A tempestade perfeita
A opinião de Mauro Passos, entretanto, é que apesar do Brasil ser um país tropical, com sol praticamente durante o ano inteiro, o grande "motor" da indústria solar no país foram os preços cobrados pela Agência Nacional de Energia Elétrica (Aneel). Ele aponta que os constantes reajustes no valor das contas de luz "obrigaram" os empresários e a população a investir em alternativas.
Além disso, em dezembro de 2021, o Congresso Nacional aprovou a lei que criou o marco legal da geração própria de energia. A legislação estabelece regras para consumidores que produzem a própria energia a partir de fontes renováveis, como solar fotovoltaica e eólica.
O presidente do Ideal defendeu a segurança jurídica criada pela norma. Para ele, diante "das mudanças climáticas que têm provocado calamidades mundo afora, o Brasil deve continuar trilhando esse caminho e se aperfeiçoando".
Em março de 2022, o país atingiu a marca histórica de 10 gigawatts (GW) de potência instalada de energia solar. O valor equivale a mais de 70% da capacidade da usina hidrelétrica de Itaipu. Além disso, de 2012 para cá foram investidos mais de R$ 52 bilhões nessa fonte de energia renovável, limpa e sustentável.
Hoje o país tem conectados à rede mais de 930 mil sistemas solares fotovoltaicos, que atendem 1,1 milhão de unidades consumidoras. A tecnologia solar está presente em mais de 5.470 municípios brasileiros, em todos os estados. O uso desse tipo de energia no Brasil ainda se concentra no âmbito residencial — mais de 77% dos sistemas instalados são em casas.
Apesar dos avanços, o Brasil — que é dono de um dos maiores potenciais solares do mundo — ainda está longe de atingir um patamar satisfatório: apenas 1,3% dos mais de 89 milhões de consumidores de energia elétrica do país faz uso do sol para produzir eletricidade, segundo a Associação Brasileira de Energia Solar Fotovoltaica (Absolar).
Como fugir da dependência da China?
Ao longo da última década, o valor das importações de painéis solares saltou de US$ 5,5 milhões (R$ 27,2 milhões) para US$ 2,3 bilhões (R$ 11,4 bilhões), quase tudo em vendas da China. Recentemente, o país asiático anunciou que o maior parque de geração de energia renovável do mundo será construído na região do deserto de Gobi.
A instalação, graças à energia solar e eólica, oferecerá uma capacidade instalada de 450 GW. Isso fará parte do plano da China de gerar até 1,2 terawatt (TW) de eletricidade verde por ano até 2030. Atualmente o gigante asiático domina a produção de energia a partir de fontes renováveis.

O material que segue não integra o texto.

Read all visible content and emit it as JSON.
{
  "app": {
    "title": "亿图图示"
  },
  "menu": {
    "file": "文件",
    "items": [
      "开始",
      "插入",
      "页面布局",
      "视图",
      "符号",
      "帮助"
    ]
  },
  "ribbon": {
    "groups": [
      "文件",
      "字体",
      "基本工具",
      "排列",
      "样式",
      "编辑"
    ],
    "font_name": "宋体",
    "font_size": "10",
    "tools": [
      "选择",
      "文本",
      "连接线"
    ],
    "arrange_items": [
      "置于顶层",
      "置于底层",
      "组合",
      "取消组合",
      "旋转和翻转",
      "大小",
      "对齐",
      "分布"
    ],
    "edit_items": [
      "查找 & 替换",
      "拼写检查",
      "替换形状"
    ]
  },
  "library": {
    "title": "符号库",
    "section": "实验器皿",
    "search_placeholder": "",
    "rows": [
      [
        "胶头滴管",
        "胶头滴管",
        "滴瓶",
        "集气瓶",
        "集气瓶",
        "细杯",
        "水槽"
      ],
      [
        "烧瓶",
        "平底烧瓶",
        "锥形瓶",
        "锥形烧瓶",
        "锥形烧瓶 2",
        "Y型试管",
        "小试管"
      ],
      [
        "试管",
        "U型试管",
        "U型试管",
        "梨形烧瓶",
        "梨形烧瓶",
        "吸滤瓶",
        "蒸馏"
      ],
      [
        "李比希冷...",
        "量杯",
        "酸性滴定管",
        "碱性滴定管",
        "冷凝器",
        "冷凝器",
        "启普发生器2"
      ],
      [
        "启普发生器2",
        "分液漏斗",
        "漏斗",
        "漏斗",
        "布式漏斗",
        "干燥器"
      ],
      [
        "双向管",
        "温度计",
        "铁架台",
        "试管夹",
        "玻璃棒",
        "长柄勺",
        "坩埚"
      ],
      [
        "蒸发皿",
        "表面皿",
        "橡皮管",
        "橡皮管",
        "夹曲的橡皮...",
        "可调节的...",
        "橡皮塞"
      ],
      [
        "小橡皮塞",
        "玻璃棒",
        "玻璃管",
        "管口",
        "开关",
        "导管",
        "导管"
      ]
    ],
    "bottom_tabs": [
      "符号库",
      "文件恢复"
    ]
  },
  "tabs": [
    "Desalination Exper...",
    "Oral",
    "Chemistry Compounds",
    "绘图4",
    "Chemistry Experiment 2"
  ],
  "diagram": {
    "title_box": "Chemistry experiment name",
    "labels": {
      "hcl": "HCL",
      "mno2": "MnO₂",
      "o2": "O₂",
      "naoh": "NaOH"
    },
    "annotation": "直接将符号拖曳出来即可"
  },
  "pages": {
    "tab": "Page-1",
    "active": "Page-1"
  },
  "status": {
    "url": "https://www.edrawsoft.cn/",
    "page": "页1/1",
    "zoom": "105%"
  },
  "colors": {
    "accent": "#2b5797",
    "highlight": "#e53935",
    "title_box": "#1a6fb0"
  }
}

Mauro Passos explicou que, no curto prazo, "não tem como fugir da dependência dos insumos chineses porque a gente não vai competir com os preços da indústria chinesa". Entretanto ele enfatizou que o Brasil já passou pela fase do conhecimento técnico e científico sobre a implementação de painéis solares.
"Temos essa tecnologia. O que não temos é a escala industrial que permita ter preço competitivo. A China controla a Europa também", relembrou, comentando que o país responde por 99% da importação de painéis e peças fotovoltaicas pelo mercado brasileiro.
O governo chinês também faz investimentos massivos na produção de insumos para o funcionamento dessa indústria. Dessa forma, quando as peças chinesas se tornam mais atraentes no mercado internacional (e Bolsonaro, vale lembrar, zerou os impostos sobre placas de energia solar da China), o Brasil tende a perder força ante a concorrência.
E há uma saída para esse cenário? Mauro Passos entende que se houver uma coordenação dos países da América Latina, é possível "fugir dos insumos chineses". O presidente do Ideal entende que a região tem uma excelente condição para isso. "Chile, México e Brasil são países que têm que se aproximar e desenvolver uma indústria latino-americana de energia solar", comentou.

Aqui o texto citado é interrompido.